Transactional processing fees can eat into your margins. But it’s only one of dozens of potential fees that payment processors charge business owners. Here are a few others you might see.
One-time fees
- Account setup fee: You might have to pay a fee to get started. You can easily compare this fee between providers.
- Terminal purchase fee: You can buy your point-of-sale terminal, which is often a good investment compared with renting or leasing a terminal.
- Cancelation fee: A one-time fee if you close your account before your contract ends.
Recurring costs
- Monthly or annual fee: A recurring charge to keep your account open.
- Monthly minimum processing fee: The difference between how much you paid in processing fees from transactions and your monthly minimum, if you have one.
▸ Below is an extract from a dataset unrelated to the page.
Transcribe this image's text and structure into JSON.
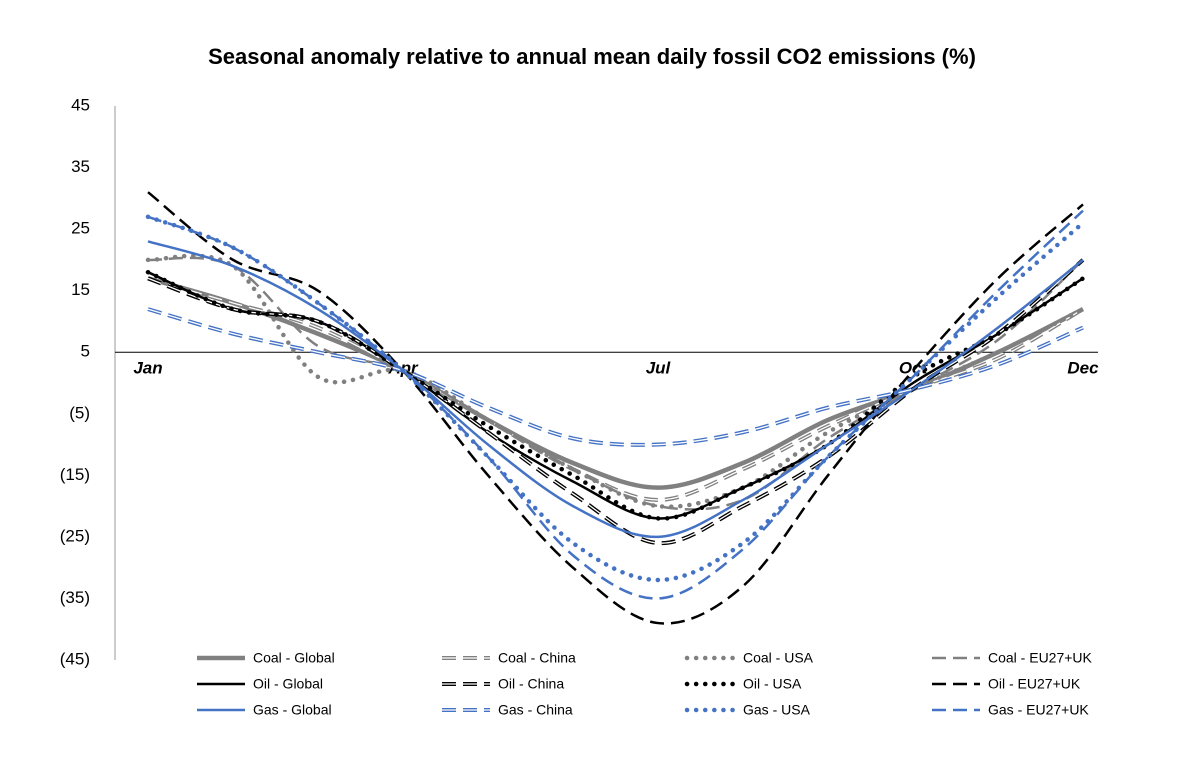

- Terminal lease or rental fees: Some payment processors require you to sign a long-term lease or offer to rent you a payment terminal or strip reader. Some payment processors give you this equipment for free.
Payment card industry (PCI) fees
The Payment Card Industry Data Security Standard is a set of security requirements agreed to by five major credit card brands. Your processor or merchant account provider could charge a PCI compliance fee to cover the cost of ensuring your system handles customers’ credit card data appropriately. Noncompliance could also result in fees, higher processing charges and costs associated with data breaches or fraud.
Incidentals
- Cardholder dispute: Processors may charge you a fee each time they look into a credit card transaction because a customer files a dispute.
- Chargeback: If the customer complaint results in a chargeback (a refund to the cardholder), you may need to pay another fee.
- Batch payment processing: A small fee that your processor could charge each time your business submits a batch of credit card purchases for processing, often once or twice a day.
Akey says two fees are especially important to pay attention to: the terminal fee and the PCI fee. They’re easy to compare and you may be able to negotiate potential savings.
Bottom line
“The best way to save money on processing fees is to pick a reputable processor who has few, if any, additional fees beyond processing costs,” says Melissa Johnson, a writer with online payment comparison site Merchant Maverick.
It’ll be easier to understand what you’re paying for each month and can help prevent you from getting caught off guard by fees in the future.
“Merchants also tend to forget they have negotiating power,” Johnson says. “Even small companies can request waivers or ask for interchange-plus pricing instead of tiered pricing. Don’t be afraid to ask for what you want.”